Üzerimize düşen görev ve sorumluluktur…
Gazi Mustafa Kemal Atatürk’ün Kastamonu ziyaretini tüm içeriği ve gerçek anlamı ile ülkemize duyurmak, anlatmak, akıllara kazımak.
Atatürk’ün Kastamonu nutuklarını okusaydık, anlasaydık, karakterimiz haline getirebilseydik ülkemizi nice beladan korumuş kollamış olurduk…
Varsıl, huzurlu, ümitli toplumsal yaşamın anahtarı o satırlarda.
Bugün milat olsun…
Gazi Mustafa Kemal Atatürk’ün Kastamonu ziyaretini ülkemize hakkıyla anlatmaya başlamanın.
Zihniyet Bayramımız kutlu olsun…
Atatürk’ü anlamak nasibimiz olsun.
Hakkıyla kutlayalım 23-31 Ağustos’u
Hemşerilerimizden mesajlar geliyor “Atatürk’ün Kastamonu’ya Gelişleri, Kıyafet Devrimi” yıl dönümü kutlama törenleriyle ilgili…
Geçmişteki görkemli anma programlarını anlat anlat bitiremiyor o günleri yaşayanlar.
Misal…
“İlk kutlama 1965 yılında oldu. Esnaf konvoyu, motosiklet ekibi gibi halkın da içinde bulunduğu ve tribünlerin tamamen dolduğu çok içten bir kutlama olmuştu. İl Halk Eğitim Müdürlüğü arşivinde saklanan 8 mm’lik bir film çekilmişti.
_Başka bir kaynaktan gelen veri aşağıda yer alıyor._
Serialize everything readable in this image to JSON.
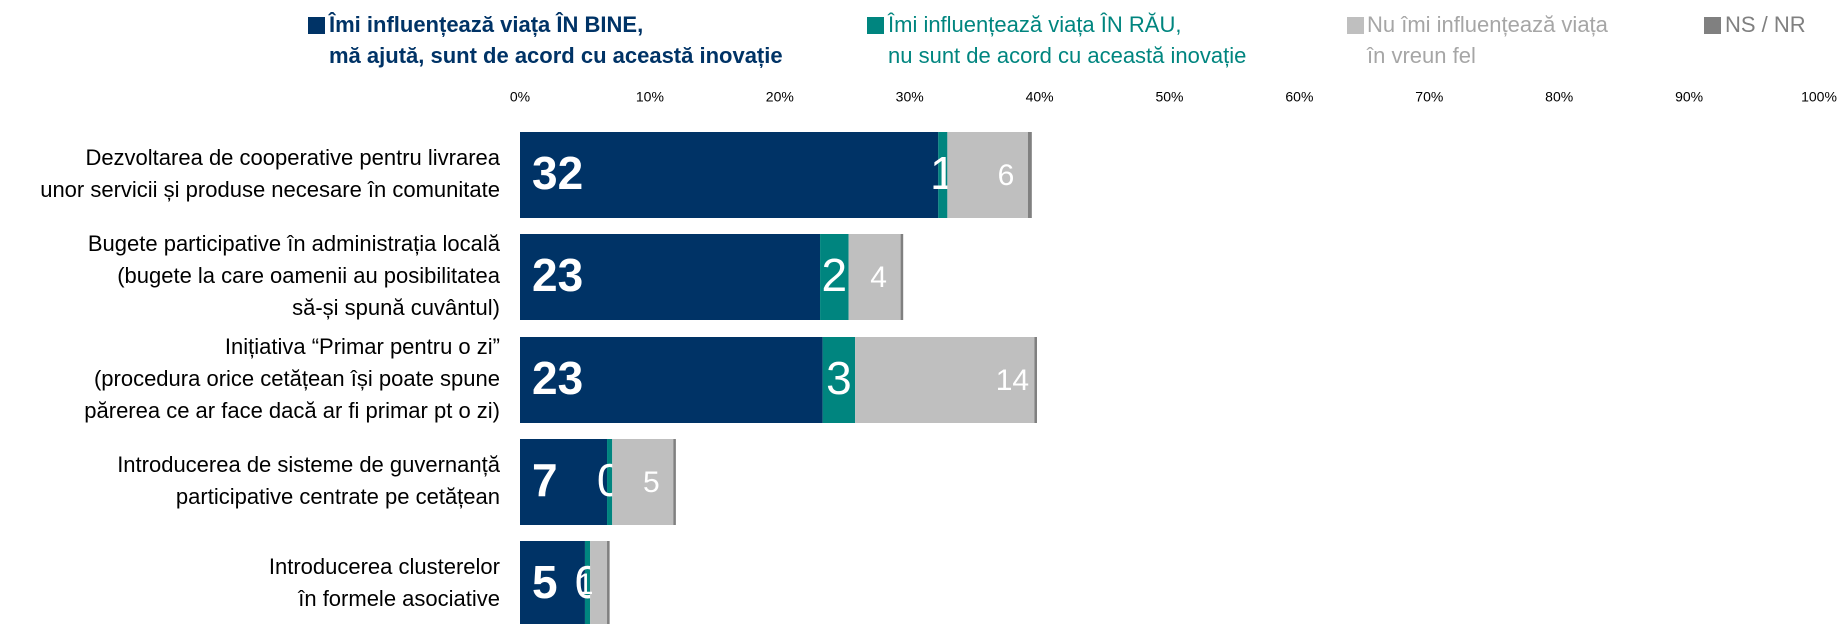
{
  "chart_data": {
    "type": "stacked-bar-horizontal",
    "categories": [
      "Dezvoltarea de cooperative pentru livrarea\nunor servicii și produse necesare în comunitate",
      "Bugete participative în administrația locală\n(bugete la care oamenii au posibilitatea\nsă-și spună cuvântul)",
      "Inițiativa “Primar pentru o zi”\n(procedura orice cetățean își poate spune\npărerea ce ar face dacă ar fi primar pt o zi)",
      "Introducerea de sisteme de guvernanță\nparticipative centrate pe cetățean",
      "Introducerea clusterelor\nîn formele asociative"
    ],
    "series": [
      {
        "name": "Îmi influențează viața ÎN BINE,\nmă ajută, sunt de acord cu această inovație",
        "color": "#003366",
        "values": [
          32.2,
          23.1,
          23.3,
          6.7,
          5.0
        ],
        "value_labels": [
          "32",
          "23",
          "23",
          "7",
          "5"
        ]
      },
      {
        "name": "Îmi influențează viața ÎN RĂU,\nnu sunt de acord cu această inovație",
        "color": "#00857f",
        "values": [
          0.7,
          2.2,
          2.5,
          0.4,
          0.4
        ],
        "value_labels": [
          "1",
          "2",
          "3",
          "0",
          "0"
        ]
      },
      {
        "name": "Nu îmi influențează viața\nîn vreun fel",
        "color": "#bfbfbf",
        "values": [
          6.2,
          4.0,
          13.8,
          4.7,
          1.3
        ],
        "value_labels": [
          "6",
          "4",
          "14",
          "5",
          "1"
        ]
      },
      {
        "name": "NS / NR",
        "color": "#808080",
        "values": [
          0.3,
          0.2,
          0.2,
          0.2,
          0.2
        ]
      }
    ],
    "xlim": [
      0,
      100
    ],
    "xticks": [
      {
        "value": 0,
        "label": "0%"
      },
      {
        "value": 10,
        "label": "10%"
      },
      {
        "value": 20,
        "label": "20%"
      },
      {
        "value": 30,
        "label": "30%"
      },
      {
        "value": 40,
        "label": "40%"
      },
      {
        "value": 50,
        "label": "50%"
      },
      {
        "value": 60,
        "label": "60%"
      },
      {
        "value": 70,
        "label": "70%"
      },
      {
        "value": 80,
        "label": "80%"
      },
      {
        "value": 90,
        "label": "90%"
      },
      {
        "value": 100,
        "label": "100%"
      }
    ],
    "legend": "top"
  }
}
Sonraki yıllarda ilk ve ortaokulda bizlere izlettirmişlerdi.”
Hemşerimiz, sözünü ettiği filmi yakın vakitte sormuş soruşturmuş izini bulamamış…
Nerede bu tarihi film?
Görev mukabilinden, haftaya yayılmış ancak içi boş kutlama programları ile Atatürk’ün Kastamonu’ya Gelişleri ve Kıyafet Devrimi yıl dönümlerini anmayalım, kutlamayalım…
Kıymetine ve içeriğine yakışır program düzenleyelim.
Görev kamudan evvel halkın…
Yerel yönetim, meslek odaları, sivil toplum örgütleri, cümle vatandaşlar işbirliği içinde göreve.